Aller au contenu

Page:Broglie - Souvenirs, 1785-1817.djvu/276

La bibliothèque libre.
Le texte de cette page a été corrigé et est conforme au fac-similé.

Les dispositions que j’y portais étaient de bon aloi. Mes sentiments étaient sains, mes intentions droites, mes opinions sensées. Sans mépriser ni dénigrer l’ancien régime, toute tentative de le remettre sur pied me paraissait puérile. J’appartenais de cœur et de conviction à la société nouvelle, je croyais très sincèrement à ses progrès indéfinis ; tout en détestant l’état révolutionnaire, les désordres qu’il entraîne et les crimes qui le souillent, je regardais la Révolution française prise in globo comme une crise inévitable et salutaire.

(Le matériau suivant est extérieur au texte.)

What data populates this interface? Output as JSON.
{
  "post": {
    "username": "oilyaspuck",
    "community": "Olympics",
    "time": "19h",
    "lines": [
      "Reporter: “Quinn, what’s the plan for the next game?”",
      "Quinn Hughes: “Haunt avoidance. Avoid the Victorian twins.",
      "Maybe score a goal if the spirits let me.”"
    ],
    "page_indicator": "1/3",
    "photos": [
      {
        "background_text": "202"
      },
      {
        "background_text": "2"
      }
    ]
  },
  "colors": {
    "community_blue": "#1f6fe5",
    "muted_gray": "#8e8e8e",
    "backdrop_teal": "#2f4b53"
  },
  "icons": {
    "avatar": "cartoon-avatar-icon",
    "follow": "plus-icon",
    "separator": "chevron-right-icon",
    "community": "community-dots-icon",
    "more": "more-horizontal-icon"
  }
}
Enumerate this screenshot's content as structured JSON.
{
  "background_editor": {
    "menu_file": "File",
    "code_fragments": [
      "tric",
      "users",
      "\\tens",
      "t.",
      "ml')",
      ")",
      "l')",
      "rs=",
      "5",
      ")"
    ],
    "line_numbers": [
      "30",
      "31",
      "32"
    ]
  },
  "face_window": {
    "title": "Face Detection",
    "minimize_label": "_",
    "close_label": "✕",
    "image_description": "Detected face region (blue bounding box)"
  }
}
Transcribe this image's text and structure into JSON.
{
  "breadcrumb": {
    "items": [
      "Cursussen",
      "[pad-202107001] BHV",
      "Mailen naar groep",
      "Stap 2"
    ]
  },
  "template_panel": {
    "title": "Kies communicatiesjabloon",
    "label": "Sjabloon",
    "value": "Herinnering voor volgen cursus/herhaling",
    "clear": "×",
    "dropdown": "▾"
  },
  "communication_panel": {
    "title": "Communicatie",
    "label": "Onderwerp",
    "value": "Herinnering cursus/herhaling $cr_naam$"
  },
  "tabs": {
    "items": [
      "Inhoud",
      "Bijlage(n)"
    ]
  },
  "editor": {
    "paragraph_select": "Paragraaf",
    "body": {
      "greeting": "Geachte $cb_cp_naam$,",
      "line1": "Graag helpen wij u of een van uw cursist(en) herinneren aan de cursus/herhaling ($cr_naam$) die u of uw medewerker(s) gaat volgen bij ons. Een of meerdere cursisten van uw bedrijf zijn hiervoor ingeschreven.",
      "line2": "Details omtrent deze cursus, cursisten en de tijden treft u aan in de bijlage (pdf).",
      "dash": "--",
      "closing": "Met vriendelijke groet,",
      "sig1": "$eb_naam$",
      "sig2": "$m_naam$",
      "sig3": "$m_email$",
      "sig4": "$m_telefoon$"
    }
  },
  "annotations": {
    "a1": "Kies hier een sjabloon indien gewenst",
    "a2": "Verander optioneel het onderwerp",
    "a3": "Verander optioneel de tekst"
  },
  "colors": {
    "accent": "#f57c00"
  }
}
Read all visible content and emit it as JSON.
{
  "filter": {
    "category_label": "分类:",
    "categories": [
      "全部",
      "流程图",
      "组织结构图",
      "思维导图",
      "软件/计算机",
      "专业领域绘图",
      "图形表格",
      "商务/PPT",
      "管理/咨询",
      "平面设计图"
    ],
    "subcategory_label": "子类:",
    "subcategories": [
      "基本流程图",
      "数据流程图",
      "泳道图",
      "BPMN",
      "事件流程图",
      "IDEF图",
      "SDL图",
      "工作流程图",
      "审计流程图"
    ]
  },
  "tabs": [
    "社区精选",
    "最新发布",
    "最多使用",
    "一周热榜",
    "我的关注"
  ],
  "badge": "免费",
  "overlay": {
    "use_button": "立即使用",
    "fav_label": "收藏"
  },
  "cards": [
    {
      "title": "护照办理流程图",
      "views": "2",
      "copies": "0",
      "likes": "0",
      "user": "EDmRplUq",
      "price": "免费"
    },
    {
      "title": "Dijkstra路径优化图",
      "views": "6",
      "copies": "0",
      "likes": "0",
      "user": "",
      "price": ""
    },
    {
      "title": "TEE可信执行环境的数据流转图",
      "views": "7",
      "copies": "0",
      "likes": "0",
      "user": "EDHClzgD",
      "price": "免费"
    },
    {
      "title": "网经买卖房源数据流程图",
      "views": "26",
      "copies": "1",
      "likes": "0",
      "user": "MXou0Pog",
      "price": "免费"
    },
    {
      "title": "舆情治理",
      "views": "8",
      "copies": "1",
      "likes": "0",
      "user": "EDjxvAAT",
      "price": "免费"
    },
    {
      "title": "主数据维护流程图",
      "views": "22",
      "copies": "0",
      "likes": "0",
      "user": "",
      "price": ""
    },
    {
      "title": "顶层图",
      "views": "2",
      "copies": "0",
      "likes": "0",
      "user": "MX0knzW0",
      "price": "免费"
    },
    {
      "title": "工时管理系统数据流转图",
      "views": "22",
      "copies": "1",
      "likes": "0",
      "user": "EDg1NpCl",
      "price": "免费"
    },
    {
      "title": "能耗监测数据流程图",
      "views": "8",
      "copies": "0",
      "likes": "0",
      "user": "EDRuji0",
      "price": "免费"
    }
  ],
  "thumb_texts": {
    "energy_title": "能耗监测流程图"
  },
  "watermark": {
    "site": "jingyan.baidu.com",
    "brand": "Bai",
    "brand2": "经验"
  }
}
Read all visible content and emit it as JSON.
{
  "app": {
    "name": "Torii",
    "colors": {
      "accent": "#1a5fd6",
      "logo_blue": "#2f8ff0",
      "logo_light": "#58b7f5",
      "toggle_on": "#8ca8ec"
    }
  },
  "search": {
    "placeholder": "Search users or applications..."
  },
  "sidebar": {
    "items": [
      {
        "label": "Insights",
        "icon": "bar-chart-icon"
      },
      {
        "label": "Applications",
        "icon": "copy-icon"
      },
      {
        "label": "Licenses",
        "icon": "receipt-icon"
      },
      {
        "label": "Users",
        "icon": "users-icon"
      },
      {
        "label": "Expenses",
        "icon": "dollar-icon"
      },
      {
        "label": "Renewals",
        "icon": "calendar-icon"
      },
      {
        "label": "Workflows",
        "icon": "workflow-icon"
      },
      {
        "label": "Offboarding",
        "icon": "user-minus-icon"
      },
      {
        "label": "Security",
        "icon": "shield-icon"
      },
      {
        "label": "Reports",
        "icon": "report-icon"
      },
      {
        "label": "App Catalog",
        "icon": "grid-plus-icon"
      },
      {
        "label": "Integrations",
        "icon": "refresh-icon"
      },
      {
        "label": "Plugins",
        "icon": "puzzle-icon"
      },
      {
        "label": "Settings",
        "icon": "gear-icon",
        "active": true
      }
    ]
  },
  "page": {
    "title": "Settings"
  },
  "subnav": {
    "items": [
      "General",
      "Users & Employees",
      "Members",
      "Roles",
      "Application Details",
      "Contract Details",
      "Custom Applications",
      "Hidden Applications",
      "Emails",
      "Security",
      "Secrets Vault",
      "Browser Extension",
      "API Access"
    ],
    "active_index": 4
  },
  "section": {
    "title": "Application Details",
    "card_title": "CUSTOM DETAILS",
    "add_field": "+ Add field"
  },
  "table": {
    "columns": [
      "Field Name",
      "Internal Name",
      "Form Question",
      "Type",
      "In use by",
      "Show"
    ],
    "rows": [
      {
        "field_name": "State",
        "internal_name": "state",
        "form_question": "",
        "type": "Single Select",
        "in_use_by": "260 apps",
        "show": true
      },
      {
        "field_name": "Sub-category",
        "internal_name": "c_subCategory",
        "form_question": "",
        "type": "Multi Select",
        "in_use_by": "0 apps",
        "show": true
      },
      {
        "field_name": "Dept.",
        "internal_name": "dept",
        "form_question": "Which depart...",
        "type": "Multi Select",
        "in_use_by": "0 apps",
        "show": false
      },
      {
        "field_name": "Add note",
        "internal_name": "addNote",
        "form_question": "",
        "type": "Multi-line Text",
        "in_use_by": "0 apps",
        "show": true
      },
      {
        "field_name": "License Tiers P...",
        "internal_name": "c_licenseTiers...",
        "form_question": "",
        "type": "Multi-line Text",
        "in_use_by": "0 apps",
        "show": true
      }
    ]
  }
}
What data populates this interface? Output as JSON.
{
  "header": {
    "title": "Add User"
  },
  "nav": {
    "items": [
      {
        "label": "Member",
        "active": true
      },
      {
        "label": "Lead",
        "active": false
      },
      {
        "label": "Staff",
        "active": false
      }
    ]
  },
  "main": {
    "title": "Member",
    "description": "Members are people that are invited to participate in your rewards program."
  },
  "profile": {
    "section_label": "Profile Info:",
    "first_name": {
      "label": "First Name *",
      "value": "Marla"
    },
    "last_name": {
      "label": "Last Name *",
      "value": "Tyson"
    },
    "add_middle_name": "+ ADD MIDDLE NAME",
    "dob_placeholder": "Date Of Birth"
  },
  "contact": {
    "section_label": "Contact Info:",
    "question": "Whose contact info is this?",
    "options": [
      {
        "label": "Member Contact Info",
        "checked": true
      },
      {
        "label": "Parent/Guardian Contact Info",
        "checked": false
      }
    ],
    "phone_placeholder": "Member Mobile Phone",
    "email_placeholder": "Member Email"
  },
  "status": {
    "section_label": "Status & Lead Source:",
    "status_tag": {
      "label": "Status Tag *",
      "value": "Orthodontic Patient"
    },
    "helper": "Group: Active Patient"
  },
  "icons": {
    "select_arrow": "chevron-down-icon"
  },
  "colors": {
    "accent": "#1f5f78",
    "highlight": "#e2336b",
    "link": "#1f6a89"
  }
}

En politique, je regardais le gouvernement des États-Unis comme l’avenir des nations civilisées, et la monarchie anglaise comme le gouvernement du temps présent ; je haïssais le despotisme et ne voyais dans la monarchie administrative qu’un état de transition. Il y avait en tout cela sans doute beaucoup de jeunesse, un peu de rêverie, mais rien qui fût radicalement faux, rien qui ne pût être rectifié par le temps et la réflexion, rien qui ne fût compatible avec une conduite loyale et régulière.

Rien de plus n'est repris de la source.